Royal Blood hail Glastonbury crowd following backlash over Big Weekend antics

Royal Blood appreciative of Glastonbury crowd after previous onstage behaviour (Dominic Lipinski/PA)
Royal Blood appreciative of Glastonbury crowd after previous onstage behaviour (Dominic Lipinski/PA)

Royal Blood appeared appreciative of the crowd at their Glastonbury Pyramid stage performance, after Mike Kerr previously apologised for his “dry” humour onstage.

The British rock duo performed a selection of their hits on Friday ahead of headliners Arctic Monkeys.

Drummer Ben Thatcher appeared wearing a black Arctic Monkeys vest, in a nod to the Sheffield rockers, and later patrolled the stage geeing up the crowds.

After kicking off with hit songs including Out Of The Black and Come On Over, Kerr told crowds: “Thank you so much, this is f****** insane right now, oh my God what’s going on?”

Towards the end of the set, he added: “Thank you so much Glastonbury, I have to tell you never in our wildest dreams did we ever think we’d get to do shit like this.

“My mind has been melting for the past 53 minutes or however long we’ve been playing for – this is truly f****** wild, thank you so much.”

It comes after Kerr faced an online backlash over his behaviour onstage during a show at BBC Radio 1’s Big Weekend earlier this month.

The singer had called the audience “pathetic” and left with his middle fingers in the air as he departed the stage, having previously berated them for their perceived lack of enthusiasm.

“I guess I should introduce ourselves seeing as no-one actually knows who we are. We’re called Royal Blood and this is rock music. Who likes rock music? Nine people, brilliant,” he said.

The performance was from the BBC’s online coverage, but a video shared by The Rock Revival went viral on Twitter with more than 18 million views and a number of comments.

Royal Blood
Kerr apologised for his previous onstage behavior on Radio 1 (BBC Radio 1/PA)

Kerr later said he had meant “no offence” by his remarks and that his sense of humour was “dry as MDF”.

“It was somewhat of a blip on my part, because it would have taken me three minutes to think ‘Maybe these people don’t know who you are’,” he said, speaking to Greg James on his Radio 1 Breakfast Show.

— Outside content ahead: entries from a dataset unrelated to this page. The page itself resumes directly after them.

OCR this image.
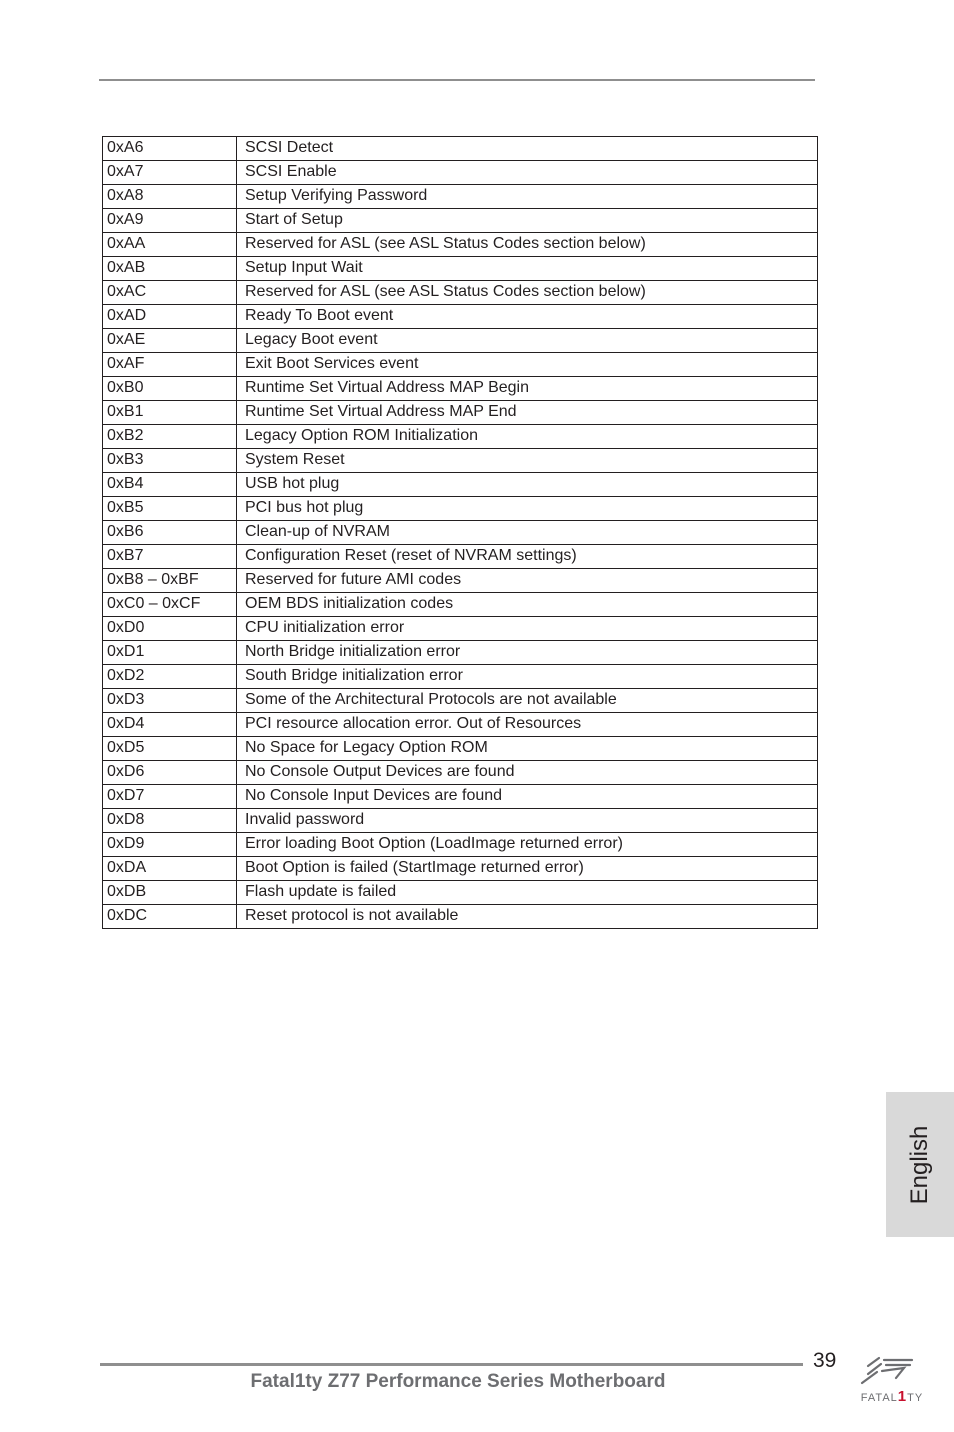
0xA6	SCSI Detect
0xA7	SCSI Enable
0xA8	Setup Verifying Password
0xA9	Start of Setup
0xAA	Reserved for ASL (see ASL Status Codes section below)
0xAB	Setup Input Wait
0xAC	Reserved for ASL (see ASL Status Codes section below)
0xAD	Ready To Boot event
0xAE	Legacy Boot event
0xAF	Exit Boot Services event
0xB0	Runtime Set Virtual Address MAP Begin
0xB1	Runtime Set Virtual Address MAP End
0xB2	Legacy Option ROM Initialization
0xB3	System Reset
0xB4	USB hot plug
0xB5	PCI bus hot plug
0xB6	Clean-up of NVRAM
0xB7	Configuration Reset (reset of NVRAM settings)
0xB8 – 0xBF	Reserved for future AMI codes
0xC0 – 0xCF	OEM BDS initialization codes
0xD0	CPU initialization error
0xD1	North Bridge initialization error
0xD2	South Bridge initialization error
0xD3	Some of the Architectural Protocols are not available
0xD4	PCI resource allocation error. Out of Resources
0xD5	No Space for Legacy Option ROM
0xD6	No Console Output Devices are found
0xD7	No Console Input Devices are found
0xD8	Invalid password
0xD9	Error loading Boot Option (LoadImage returned error)
0xDA	Boot Option is failed (StartImage returned error)
0xDB	Flash update is failed
0xDC	Reset protocol is not available
English
39
Fatal1ty Z77 Performance Series Motherboard
FATAL1TY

“But I wasn’t going through that thought process. I was very pumped backstage and I actually really enjoyed playing, I had a great time.

“The ending to me, I felt like a sort of pro wrestler. I was walking off like a sort of pantomime villain, I didn’t feel like I’d done anything morally wrong.

“I felt like a bit of a wind-up. Honestly, that’s kind of how I felt.”